Come nella performance entrano in gioco sentimenti ed erotismo, che poi vengono come lasciati
andare, dissipati o meglio condensati nella bellezza dell’immagine finale, così nelle opere che ne
derivano, l’artista coglie l’essenza nella forma che essa assume di volta in volta. Valgano gli esempi
delle sue fruste – forse le sue opere più note - di fogge e dimensioni diverse, realizzate con cristalli
Swarovski; della grande ruota realizzata nella chiesa di santa Sofia, a Salerno nel 2009, strumento
di una performance tutta giocata sulla memoria delle torture dell’Inquisizione. La ruota, ormai
‘neutralizzata’ dall’assenza del corpo, per la cui sofferenza era stata creata, è stata lasciata come
installazione in cui si leggono il partito decorativo, fatto ad imitazione del rosone ornamentale
traforato tipico delle facciate delle chiese gotiche, e ancora i cristalli e i loro riverberi luminosi
sotto l’effetto della luce.
Nel progetto per Castel Sant’Elmo la monumentalità del sito e l’enorme spazio di riferimento
aggiungono echi ulteriori alla lettura dell’opera: la percezione dell’artista coglie e trasmette
un’eredità di sofferenza che connota la vita stessa del Castello - fortezza usata prevalentemente
come carcere - dalla sua rifondazione, avvenuta nella Napoli vicereale cinquecentesca, fin quasi ai
nostri giorni.
L’immagine creata con le tre lame, e il loro movimento, ha l’ambizione di porsi come un
risarcimento, in termini di qualità visiva e anche di ripristino di una funzione temporale
attualizzata del luogo stesso: le lancette girano verso il passato ma scandiscono il tempo dell’oggi.

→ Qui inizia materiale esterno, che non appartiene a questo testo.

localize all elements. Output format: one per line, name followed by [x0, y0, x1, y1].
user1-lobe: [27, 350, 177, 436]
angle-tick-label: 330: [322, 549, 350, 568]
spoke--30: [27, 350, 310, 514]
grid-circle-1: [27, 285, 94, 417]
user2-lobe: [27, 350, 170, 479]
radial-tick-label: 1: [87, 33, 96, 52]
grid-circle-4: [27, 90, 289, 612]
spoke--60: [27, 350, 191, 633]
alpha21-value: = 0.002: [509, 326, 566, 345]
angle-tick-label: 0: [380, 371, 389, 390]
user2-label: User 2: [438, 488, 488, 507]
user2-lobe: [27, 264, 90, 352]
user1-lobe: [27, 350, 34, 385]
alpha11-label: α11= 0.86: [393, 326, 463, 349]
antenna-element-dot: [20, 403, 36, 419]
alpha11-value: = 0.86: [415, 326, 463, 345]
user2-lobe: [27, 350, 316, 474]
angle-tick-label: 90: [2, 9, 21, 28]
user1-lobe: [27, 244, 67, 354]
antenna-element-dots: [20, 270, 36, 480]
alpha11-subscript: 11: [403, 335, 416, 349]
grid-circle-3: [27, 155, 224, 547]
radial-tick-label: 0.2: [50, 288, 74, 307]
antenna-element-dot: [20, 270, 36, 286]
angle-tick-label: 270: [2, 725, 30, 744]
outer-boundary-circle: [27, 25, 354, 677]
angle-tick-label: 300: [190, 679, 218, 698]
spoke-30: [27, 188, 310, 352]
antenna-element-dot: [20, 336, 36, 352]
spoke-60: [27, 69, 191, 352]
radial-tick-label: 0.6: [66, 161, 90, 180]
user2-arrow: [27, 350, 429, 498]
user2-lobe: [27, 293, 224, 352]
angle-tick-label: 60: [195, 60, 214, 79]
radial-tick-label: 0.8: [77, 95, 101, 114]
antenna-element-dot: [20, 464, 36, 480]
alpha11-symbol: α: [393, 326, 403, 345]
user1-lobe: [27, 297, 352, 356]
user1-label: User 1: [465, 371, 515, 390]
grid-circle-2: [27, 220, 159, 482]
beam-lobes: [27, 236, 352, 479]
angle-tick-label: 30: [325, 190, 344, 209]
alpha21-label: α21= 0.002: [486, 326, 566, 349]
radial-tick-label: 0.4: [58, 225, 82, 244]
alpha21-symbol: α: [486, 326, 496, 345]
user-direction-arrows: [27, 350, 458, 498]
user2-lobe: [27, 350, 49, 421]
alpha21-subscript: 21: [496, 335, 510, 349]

E’ la vocazione del Castello a stare nel presente, è riaffermata anche attraverso questo concorso,
le cui motivazioni si legano con la presenza del Museo del ‘900 e le tante manifestazioni artistiche,
musicali e di spettacolo che vi si svolgono. Sant’Elmo ha, con il suo potenzialmente inesauribile
sguardo sulla città, come un cannocchiale onnisciente, la vocazione a guardare ‘dentro’ e a
guardare ‘oltre’. Dentro la cultura, la storia del nostro passato e oltre, verso nuove e sempre
diverse condivisioni con le componenti vitali della nostra città e del mondo, grazie a una
lungimiranza che solo l’immaginazione, l’arte, i giovani possono avere.